Les ingénieurs, les médecins, les universitaires, les experts – mais pas qu’eux – n’entrevoient plus leur avenir dans un pays qui n’a plus son destin en main. Ils prennent le chemin de l’exode, au grand dam de la collectivité nationale.
Il faut remonter aux pires moments de notre lointaine histoire pour retrouver cette avalanche de malédictions. Les pères de l’Indépendance et les pionniers de l’État doivent se retourner dans leur tombe, face à la déchéance d’un pays dévasté par les siens.
Les signaux d’alarme, les mises en garde d’ici et d’ailleurs n’auront servi à rien, sinon à signifier le dédain, l’inconsistance ou l’irresponsabilité de dirigeants coupables de non assistance à pays en danger.

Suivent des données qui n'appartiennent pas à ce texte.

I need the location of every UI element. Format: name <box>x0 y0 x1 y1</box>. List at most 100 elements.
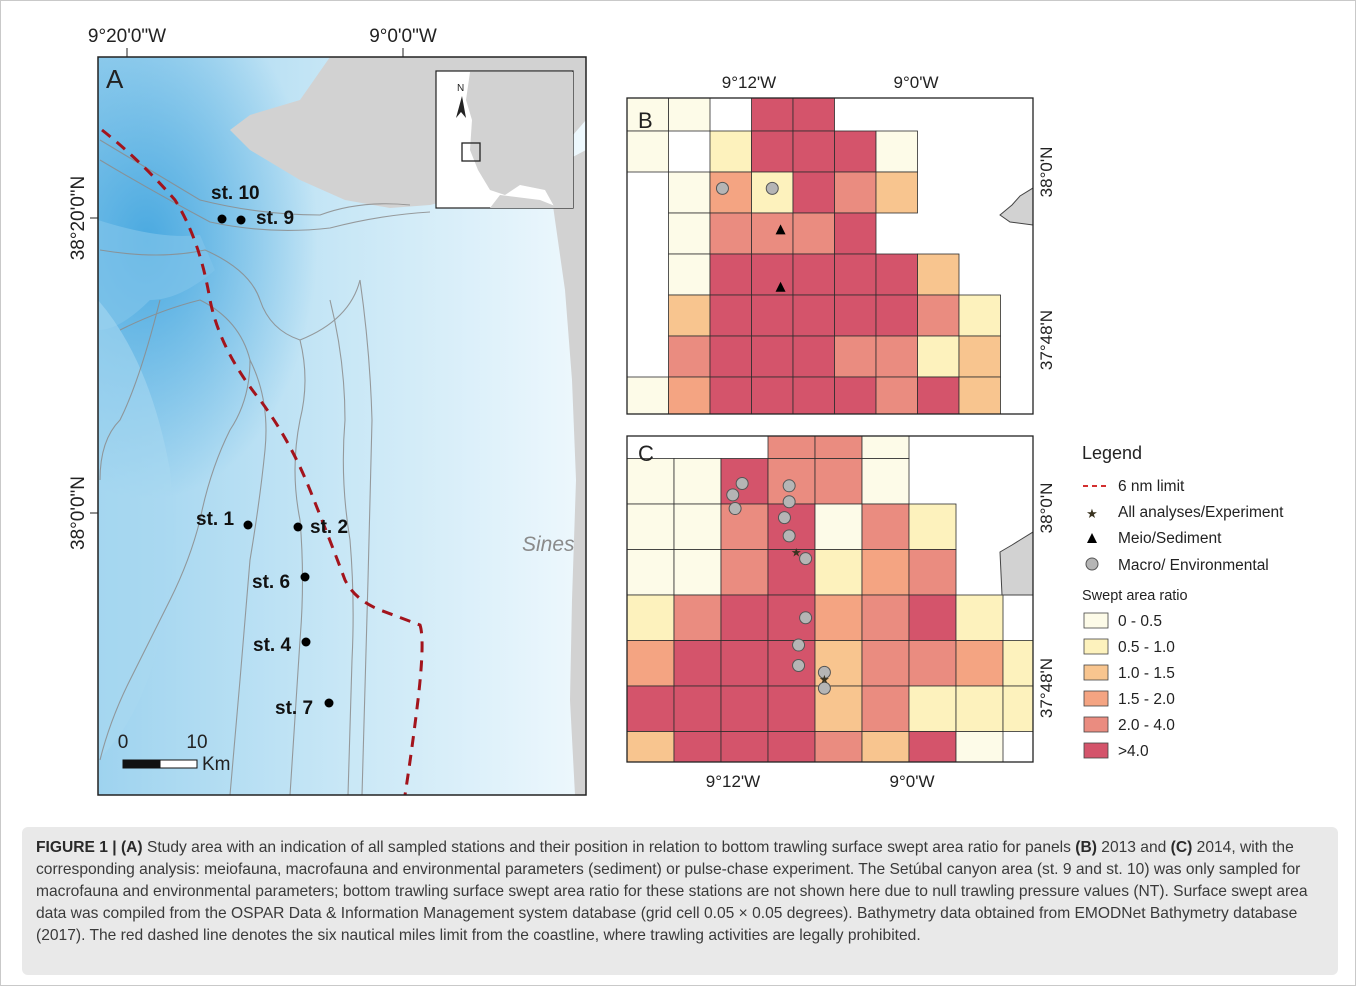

Les deux récentes alertes d’une rare gravité, celles de Fitch Ratings, qui fait de nous le mouton noir des pays à haut risque, et de Morgan Stanley, qui évoque un probable défaut de paiement, n’ont pas mis la classe dirigeante en émoi ni préparé le pays à un véritable électrochoc pour sonner le réveil. L’heure n’est pas encore à la mobilisation générale, mais qui sait?
Les apparences sont souvent trompeuses et la réalité y est beaucoup plus complexe. On le saura à l’issue de la récente mission du FMI venue sonder les intentions des partenaires sociaux et jauger leur détermination réformatrice. Alors, accord ou pas avec le FMI pour se donner un peu plus d’air ? La balle est dans le camp de l’UGTT. L’heure de vérité a sonné pour tout le monde.